What’s this foreign debt all about?
Nothing special. It’s just that thing we do when we’re not sure how we have so many ways to make money but still end up broke.
Isn’t that like the story of about 90 per cent of serial entrepreneurs?
I don’t know about that number, but you’re not far from the truth.
So what’s foreign debt – literally?
Are you sure you want me to explain what this means? I said “many levels of confusing”, not all levels. This one is self-explanatory: debts from foreign countries.
Right… So what’s up with Nigeria?
Let’s say Nigeria is that “serial entrepreneur” with all the resources to become rich but always needs financing.
Financing for what?
That’s my first point of confusion – the what. It’s alright to borrow to finance projects till you can stand by yourself. But I don’t understand why people borrow to finance projects with the lowest chance of bringing profits or having any impact whatsoever.
You leave Lagos to Abuja, to borrow to build Kano to Maradi.
Is this rocket science?
I mean how else can I explain this? pic.twitter.com/n9xq7Y2Qyo
— Kalu Aja (@FinPlanKaluAja1) December 30, 2021
Hold on. Did I just see mosquito nets?
Yes. I don’t know how to explain that it wasn’t a skit. It turns out mosquitoes are now a national emergency we need a loan to deal with. Maybe it’s mosquitoes that are sucking our finances. Snakes and monkeys swallow money in Nigeria, so mosquitoes sucking our finance shouldn’t be too hard to imagine. I once thought this was merely a spending problem, but I underestimated it. This is insanity.
Who in their right mind gives out loans for these kinds of projects?
That’s the next thing that confuses me. No right-thinking person will loan out money to fund an unviable project. Unless, of course, there’s a catch.
$3.48 billion?! To just one creditor? How do they sleep at night?
Lol. Relax.
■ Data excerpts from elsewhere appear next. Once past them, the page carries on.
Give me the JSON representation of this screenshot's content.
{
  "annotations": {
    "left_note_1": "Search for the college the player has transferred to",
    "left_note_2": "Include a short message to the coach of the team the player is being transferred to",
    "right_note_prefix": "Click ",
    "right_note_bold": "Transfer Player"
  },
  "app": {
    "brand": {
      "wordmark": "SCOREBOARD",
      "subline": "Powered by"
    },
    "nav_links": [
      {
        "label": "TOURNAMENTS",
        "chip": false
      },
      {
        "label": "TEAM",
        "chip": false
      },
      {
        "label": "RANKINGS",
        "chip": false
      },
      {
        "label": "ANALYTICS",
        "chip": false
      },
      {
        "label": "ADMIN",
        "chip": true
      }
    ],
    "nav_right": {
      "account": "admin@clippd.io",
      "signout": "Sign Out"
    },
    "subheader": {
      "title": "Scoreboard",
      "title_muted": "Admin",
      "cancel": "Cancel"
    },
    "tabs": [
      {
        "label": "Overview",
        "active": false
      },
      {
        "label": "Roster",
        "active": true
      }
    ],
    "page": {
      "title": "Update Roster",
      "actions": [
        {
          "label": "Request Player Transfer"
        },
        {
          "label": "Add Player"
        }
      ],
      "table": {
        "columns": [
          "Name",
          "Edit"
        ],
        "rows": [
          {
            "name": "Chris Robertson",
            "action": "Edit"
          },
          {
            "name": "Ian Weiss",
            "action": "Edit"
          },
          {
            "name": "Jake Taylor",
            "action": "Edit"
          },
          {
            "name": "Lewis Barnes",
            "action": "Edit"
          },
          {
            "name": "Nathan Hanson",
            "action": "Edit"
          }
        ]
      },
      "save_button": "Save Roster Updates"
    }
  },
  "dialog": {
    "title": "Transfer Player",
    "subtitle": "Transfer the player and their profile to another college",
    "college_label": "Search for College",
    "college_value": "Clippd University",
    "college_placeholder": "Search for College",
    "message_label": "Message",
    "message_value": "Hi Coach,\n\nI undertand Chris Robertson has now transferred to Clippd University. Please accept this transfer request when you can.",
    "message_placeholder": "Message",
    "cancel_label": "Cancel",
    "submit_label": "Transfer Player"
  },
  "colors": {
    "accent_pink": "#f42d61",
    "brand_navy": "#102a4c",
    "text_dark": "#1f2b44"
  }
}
What’s scary about that? Nigeria’s external debt is almost $40 billion. Why will a meagre $3.8 billion keep anyone up at night? I’m sure they sleep just fine. They even sleep during meetings since there’s often nothing to worry about.
95% Nigerian senators have “SAFE SEATS,” so they don’t represent their constituencies but themselves.
They sit in there there like overfed hippopotamuses, draw humongous $39.5K/monthly, $475K/yr salaries, sleep half way through plenary while releasing very obnoxious flatulence. pic.twitter.com/JJN7ByYYcz
— NEFERTITI (@firstladyship) January 27, 2021
Who does Nigeria owe all this money to?
Who does the country not owe money to? There’s China, France, Japan, IMF, AfDB, India, and maybe Bruce Wayne and Iron Man. They even owe their own central bank over N18trn (fun fact: that’s about 40 per cent more than the country’s monetary supply). Practically everyone who can afford to lend the country money has lent them already. If you have money to loan them right now, they will take it. Those mosquito nets will not buy themselves.
How do they plan to repay these loans?
Oh, that? Scoffs. Nothing to worry about. So far, they’re doing just fine with that. They only spent about 96 per cent of the nation’s revenue servicing debts last year. There’s still four per cent left. I’m pretty sure four per cent is enough to run the country without hassles. Oh, wait…
So this borrowing spree is never-ending?
Sips juice. We’re just getting started. Did I mention that most of the debt servicing only pays the interest on loans and not the loans themselves? They even have to borrow to finance this year’s budget. At this rate, we’ll soon lose track of what we borrow money for. Wouldn’t it be fantastic for Africa’s largest economy to become a massive Ponzi scheme?
Quit playing. At least tell me all this borrowing has done some good for the country.
Well, if tripling the country’s public debt in less than eight years while recording next to no growth is good, then yes, it has done plenty of good. Anyway, if you’re still trying to understand this debt problem, good luck to you. It makes no sense how there’s this much debt with nothing to show for it and no concrete plan to repay. With these few points, I hope I have been able to convince you, not confuse you about Nigeria’s debt situation.